A third, even more drastic way to reduce this sort of pressure is to retroactively suspend nickel trading, by canceling trades that already happened. That happened too; from the LME today:
The LME have been monitoring the impact on the LME market of the situation in Russia and the Ukraine, as well as the recent low-stock environment observed in various LME base metals. With immediate effect, and following the suspension of the LME Nickel market announced in Notice 22/052, the LME (acting where required through the Special Committee) has determined that it is appropriate in the circumstances to take the following actions in respect of physically settled Nickel Contracts: (i) cancel all trades executed on or after 00:00 UK time on 8 March 2022 in the inter-office market and on LMEselect until further notice (Affected Contracts); and (ii) defer delivery of all physically settled Nickel Contracts due for delivery on 9 March 2022 and any subsequent Prompt Date in relation to which delivery is not practicable (as determined by the LME and notified to the market) owing to a trading suspension in line with the process in this Notice.
Obviously that’s bad! You don’t want to break trades! The whole point of an exchange is that it is a transparent and predictable place to agree to trades. On the other hand if price moves are too wild, and if they are driven too much by margin calls, you’re going to blow up enough exchange participants to undermine predictability anyway. (If a lot of traders go bankrupt, it is hard to avoid breaking trades. If some of those traders are nickel producers, bankrupting them due to soaring nickel prices is an especially bad idea: You need them to make some more nickel!)

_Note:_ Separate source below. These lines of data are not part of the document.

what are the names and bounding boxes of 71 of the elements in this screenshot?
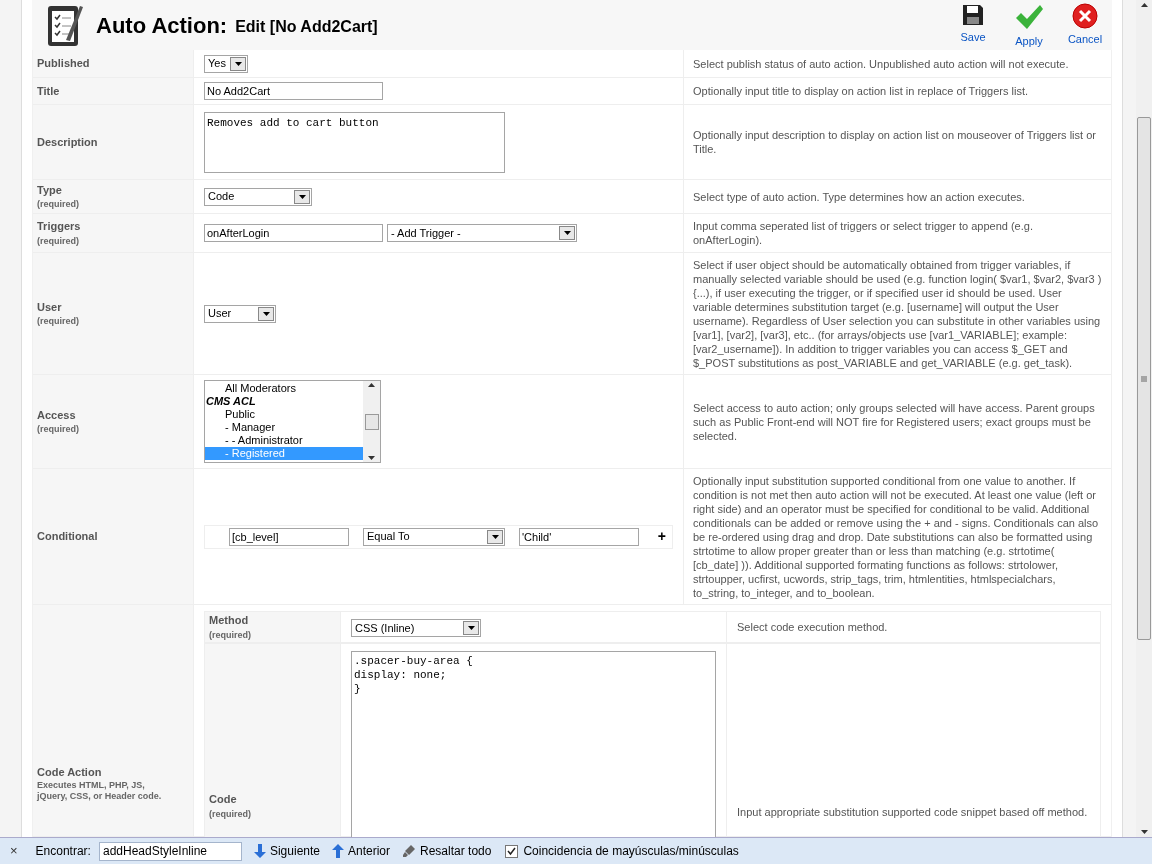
field-label: Access	[37, 407, 77, 423]
list-option[interactable]: - - Administrator	[205, 434, 363, 447]
field-label: Triggers	[37, 219, 81, 234]
dropdown-select[interactable]: Code	[204, 187, 312, 206]
page-subtitle: Edit [No Add2Cart]	[235, 17, 378, 37]
close-find-bar-button[interactable]: ×	[10, 841, 18, 861]
find-bar-button[interactable]: Anterior	[332, 842, 391, 860]
caret-icon	[487, 529, 503, 544]
page-title: Auto Action:	[96, 11, 228, 40]
field-description: Select access to auto action; only groups selected will have access. Parent groups such as Public Front-end will NOT fire for Registered users; exact groups must be selected.	[693, 400, 1096, 443]
code-field[interactable]: .spacer-buy-area { display: none; }	[351, 651, 716, 837]
caret-icon	[258, 306, 274, 321]
dropdown-select[interactable]: Equal To	[363, 527, 505, 546]
field-description: Input appropriate substitution supported code snippet based off method.	[737, 805, 1088, 819]
field-description: Optionally input title to display on action list in replace of Triggers list.	[693, 84, 1029, 98]
text-field[interactable]: [cb_level]	[229, 527, 349, 546]
field-description: Select if user object should be automatically obtained from trigger variables, if manually selected variable should be used (e.g. function login( $var1, $var2, $var3 ) {...), if user executing the trigger, or if specified user id should be used. User variable determines substitution target (e.g. [username] will output the User username). Regardless of User selection you can substitute in other variables using [var1], [var2], [var3], etc.. (for arrays/objects use [var1_VARIABLE]; example: [var2_username]). In addition to trigger variables you can access $_GET and $_POST substitutions as post_VARIABLE and get_VARIABLE (e.g. get_task).	[693, 257, 1102, 370]
checkbox[interactable]	[505, 844, 519, 858]
field-description: Select type of auto action. Type determines how an action executes.	[693, 189, 1025, 204]
dropdown-select[interactable]: User	[204, 304, 276, 323]
dropdown-select[interactable]: CSS (Inline)	[351, 619, 481, 637]
field-note: (required)	[37, 315, 79, 328]
find-bar-button[interactable]: Siguiente	[253, 842, 320, 860]
find-label: Encontrar:	[35, 843, 91, 860]
field-description: Select publish status of auto action. Unpublished auto action will not execute.	[693, 56, 1069, 71]
list-option[interactable]: Public	[205, 408, 363, 421]
field-note: (required)	[209, 807, 251, 821]
list-option[interactable]: - Manager	[205, 421, 363, 434]
up-arrow-icon	[332, 844, 344, 858]
field-description: Select code execution method.	[737, 620, 888, 634]
scrollbar-drawing[interactable]	[363, 381, 380, 462]
field-label: Method	[209, 613, 250, 628]
textarea-field[interactable]: Removes add to cart button	[204, 111, 505, 173]
caret-icon	[230, 56, 246, 71]
field-label: User	[37, 299, 63, 315]
text-field[interactable]: No Add2Cart	[204, 82, 383, 100]
field-note: (required)	[37, 198, 79, 211]
field-label: Title	[37, 83, 60, 99]
caret-icon	[559, 226, 575, 240]
field-description: Optionally input description to display on action list on mouseover of Triggers list or Title.	[693, 128, 1097, 156]
field-label: Description	[37, 134, 98, 150]
toolbar-button[interactable]: Save	[948, 0, 998, 50]
field-note: (required)	[209, 628, 251, 642]
dropdown-select[interactable]: - Add Trigger -	[387, 224, 577, 242]
match-case-checkbox[interactable]: Coincidencia de mayúsculas/minúsculas	[505, 842, 739, 860]
field-label: Published	[37, 56, 90, 72]
scrollbar-drawing[interactable]	[1136, 0, 1152, 837]
field-note: (required)	[37, 423, 79, 436]
field-description: Input comma seperated list of triggers or select trigger to append (e.g. onAfterLogin).	[693, 219, 1034, 247]
field-label: Conditional	[37, 529, 98, 545]
field-note: Executes HTML, PHP, JS, jQuery, CSS, or Header code.	[37, 780, 163, 802]
dropdown-select[interactable]: Yes	[204, 54, 248, 73]
toolbar-button[interactable]: Apply	[1004, 0, 1054, 50]
list-option[interactable]: CMS ACL	[205, 395, 363, 408]
field-description: Optionally input substitution supported conditional from one value to another. If condition is not met then auto action will not be executed. At least one value (left or right side) and an operator must be specified for conditional to be valid. Additional conditionals can be added or remove using the + and - signs. Conditionals can also be re-ordered using drag and drop. Date substitutions can also be formatted using strtotime to allow proper greater than or less than matching (e.g. strtotime( [cb_date] )). Additional supported formating functions as follows: strtolower, strtoupper, ucfirst, ucwords, strip_tags, trim, htmlentities, htmlspecialchars, to_string, to_integer, and to_boolean.	[693, 473, 1100, 600]
caret-icon	[463, 621, 479, 635]
caret-icon	[294, 189, 310, 204]
field-label: Code Action	[37, 764, 103, 780]
list-option[interactable]: All Moderators	[205, 382, 363, 395]
find-bar-button[interactable]: Resaltar todo	[402, 842, 492, 860]
highlighter-icon	[402, 844, 417, 858]
text-field[interactable]: onAfterLogin	[204, 224, 383, 242]
down-arrow-icon	[253, 844, 266, 858]
field-label: Code	[209, 792, 238, 807]
listbox-field[interactable]: All Moderators CMS ACL Public - Manager - - Administrator - Registered	[204, 380, 381, 463]
field-label: Type	[37, 182, 63, 198]
field-note: (required)	[37, 234, 80, 248]
find-field[interactable]: addHeadStyleInline	[98, 841, 242, 861]
text-field[interactable]: 'Child'	[519, 527, 639, 546]
toolbar-button[interactable]: Cancel	[1060, 0, 1110, 50]
add-condition-button[interactable]: +	[657, 526, 666, 547]
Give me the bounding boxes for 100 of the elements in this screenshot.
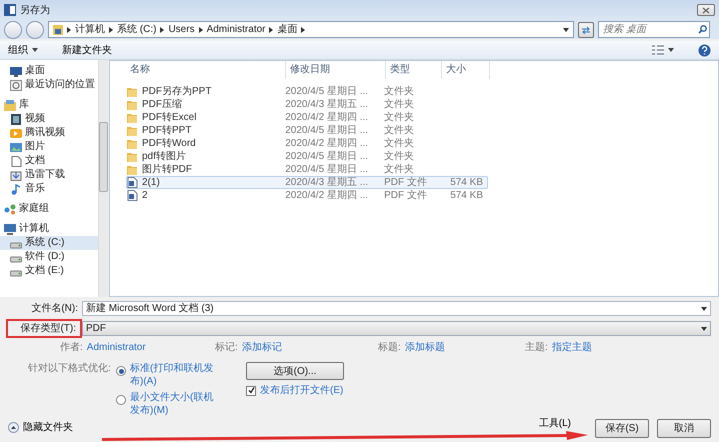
folder-icon (127, 125, 138, 136)
column-header[interactable]: 大小 (442, 61, 490, 79)
folder-icon (127, 86, 138, 97)
column-header[interactable]: 类型 (386, 61, 442, 79)
view-options-button[interactable] (652, 45, 674, 55)
help-button[interactable] (698, 44, 711, 56)
checkbox[interactable]: 发布后打开文件(E) (246, 384, 344, 397)
link[interactable]: 添加标记 (242, 341, 282, 354)
save-button[interactable]: 保存(S) (595, 419, 649, 438)
sidebar-item[interactable]: 家庭组 (0, 202, 98, 216)
table-cell: 文件夹 (384, 125, 414, 136)
breadcrumb-item[interactable]: 桌面 (277, 23, 298, 36)
file-row[interactable]: PDF转PPT 2020/4/5 星期日 ... 文件夹 (126, 124, 488, 137)
caret-icon (701, 306, 707, 310)
field-label: 文件名(N): (31, 302, 79, 315)
document-icon (10, 156, 22, 166)
sidebar-item[interactable]: 系统 (C:) (0, 236, 98, 250)
chevron-icon (109, 26, 113, 32)
sidebar-item[interactable]: 桌面 (0, 64, 98, 78)
document-icon (127, 177, 138, 188)
file-row[interactable]: 2 2020/4/2 星期四 ... PDF 文件 574 KB (126, 189, 488, 202)
organize-button[interactable]: 组织 (8, 44, 38, 56)
chevron-icon (67, 26, 71, 32)
link[interactable]: Administrator (86, 341, 146, 354)
table-cell: 574 KB (450, 190, 483, 201)
file-row[interactable]: PDF转Word 2020/4/2 星期四 ... 文件夹 (126, 137, 488, 150)
hide-folders-button[interactable]: 隐藏文件夹 (8, 421, 73, 434)
folder-icon (127, 99, 138, 110)
scrollbar[interactable] (98, 60, 108, 297)
column-header[interactable]: 修改日期 (286, 61, 386, 79)
table-cell: 文件夹 (384, 112, 414, 123)
folder-icon (127, 164, 138, 175)
file-name: 图片转PDF (142, 164, 192, 176)
table-cell: PDF 文件 (384, 177, 427, 188)
file-row[interactable]: PDF转Excel 2020/4/2 星期四 ... 文件夹 (126, 111, 488, 124)
sidebar-item[interactable]: 迅雷下载 (0, 168, 98, 182)
table-cell: 文件夹 (384, 151, 414, 162)
link[interactable]: 指定主题 (552, 341, 592, 354)
file-row[interactable]: 图片转PDF 2020/4/5 星期日 ... 文件夹 (126, 163, 488, 176)
field-label: 主题: (525, 341, 548, 354)
close-button[interactable] (697, 4, 715, 16)
column-header[interactable]: 名称 (126, 61, 286, 79)
new-folder-button[interactable]: 新建文件夹 (62, 44, 112, 56)
table-cell: 2020/4/5 星期日 ... (285, 164, 368, 175)
sidebar-item[interactable]: 音乐 (0, 182, 98, 196)
close-icon (702, 6, 710, 14)
library-icon (4, 100, 16, 110)
caret-icon (32, 48, 38, 52)
sidebar-item[interactable]: 文档 (E:) (0, 264, 98, 278)
radio-button[interactable] (116, 366, 126, 376)
file-name: 2 (142, 190, 148, 202)
radio-option[interactable]: 最小文件大小(联机发布)(M) (116, 391, 246, 417)
breadcrumb-item[interactable]: 系统 (C:) (117, 23, 156, 36)
back-button[interactable] (4, 20, 22, 38)
radio-option[interactable]: 标准(打印和联机发布)(A) (116, 362, 246, 388)
refresh-button[interactable] (578, 22, 594, 38)
table-cell: 2020/4/5 星期日 ... (285, 125, 368, 136)
table-cell: 文件夹 (384, 164, 414, 175)
table-cell: 文件夹 (384, 138, 414, 149)
breadcrumb-item[interactable]: Users (168, 23, 195, 36)
sidebar-item[interactable]: 文档 (0, 154, 98, 168)
sidebar-item[interactable]: 计算机 (0, 222, 98, 236)
forward-button[interactable] (26, 20, 44, 38)
picture-icon (10, 142, 22, 152)
input-field[interactable]: 新建 Microsoft Word 文档 (3) (82, 301, 711, 316)
address-bar[interactable]: 计算机 系统 (C:) Users Administrator 桌面 (48, 21, 574, 38)
search-field[interactable]: 搜索 桌面 (598, 21, 710, 38)
tools-button[interactable]: 工具(L) (538, 417, 571, 430)
file-row[interactable]: pdf转图片 2020/4/5 星期日 ... 文件夹 (126, 150, 488, 163)
table-cell: 2020/4/2 星期四 ... (285, 190, 368, 201)
radio-button[interactable] (116, 395, 126, 405)
collapse-icon (8, 422, 19, 433)
window-title: 另存为 (20, 4, 50, 16)
folder-icon (127, 151, 138, 162)
file-row[interactable]: 2(1) 2020/4/3 星期五 ... PDF 文件 574 KB (126, 176, 488, 189)
help-icon (698, 44, 711, 56)
breadcrumb-item[interactable]: Administrator (206, 23, 266, 36)
cancel-button[interactable]: 取消 (657, 419, 711, 438)
field-label: 保存类型(T): (6, 319, 82, 338)
document-icon (127, 190, 138, 201)
sidebar-item[interactable]: 软件 (D:) (0, 250, 98, 264)
chevron-icon (160, 26, 164, 32)
file-row[interactable]: PDF压缩 2020/4/3 星期五 ... 文件夹 (126, 98, 488, 111)
link[interactable]: 添加标题 (404, 341, 445, 354)
sidebar-item[interactable]: 腾讯视频 (0, 126, 98, 140)
breadcrumb-item[interactable]: 计算机 (75, 23, 105, 36)
sidebar-item[interactable]: 最近访问的位置 (0, 78, 98, 92)
sidebar-item[interactable]: 库 (0, 98, 98, 112)
table-cell: 2020/4/3 星期五 ... (285, 99, 368, 110)
sidebar-item[interactable]: 视频 (0, 112, 98, 126)
computer-icon (4, 224, 16, 234)
dropdown[interactable]: PDF (82, 321, 711, 336)
options-button[interactable]: 选项(O)... (246, 362, 344, 380)
file-row[interactable]: PDF另存为PPT 2020/4/5 星期日 ... 文件夹 (126, 85, 488, 98)
field-label: 标题: (378, 341, 401, 354)
chevron-icon (301, 26, 306, 32)
table-cell: 574 KB (450, 177, 483, 188)
sidebar-item[interactable]: 图片 (0, 140, 98, 154)
play-icon (10, 128, 22, 138)
download-icon (10, 170, 22, 180)
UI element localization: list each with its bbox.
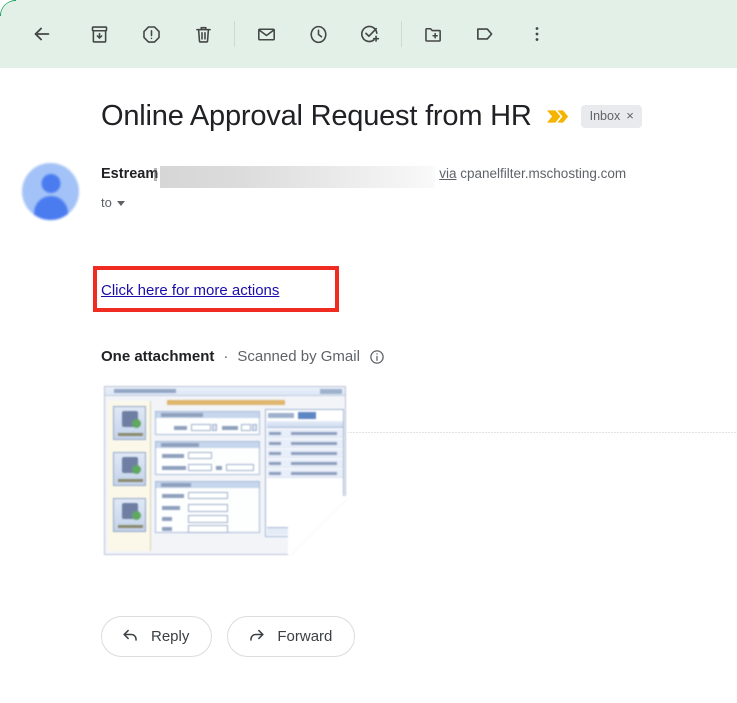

So you shut everything down for a while, including retroactively, and hope that everyone can get their financing in order to make for an orderly reopening. In theory, if the people caught in the short squeeze are in fact largely big nickel producers, this should work. If you’re a nickel producer your nickel should be worth more now, and probably someone will give you some money for it.[4]
On the other hand if you’re a retail investor who was three times short nickel, this was not your week:
Investors in a niche leveraged product betting against nickel have been wiped out after the metal’s historic surge this week. Issuer WisdomTree Investments announced that the Nickel 3x Daily Short exchange-traded commodity (ticker 3NIS), which aims to deliver three times the inverse performance of the commodity, will be redeemed following “extreme and continual” movements in the metal’s price.
Elsewhere a nickel (the U.S. 5-cent coin) now contains 4.7 cents’ worth of nickel and 3.9 cents’ worth of copper so, you know, get melting.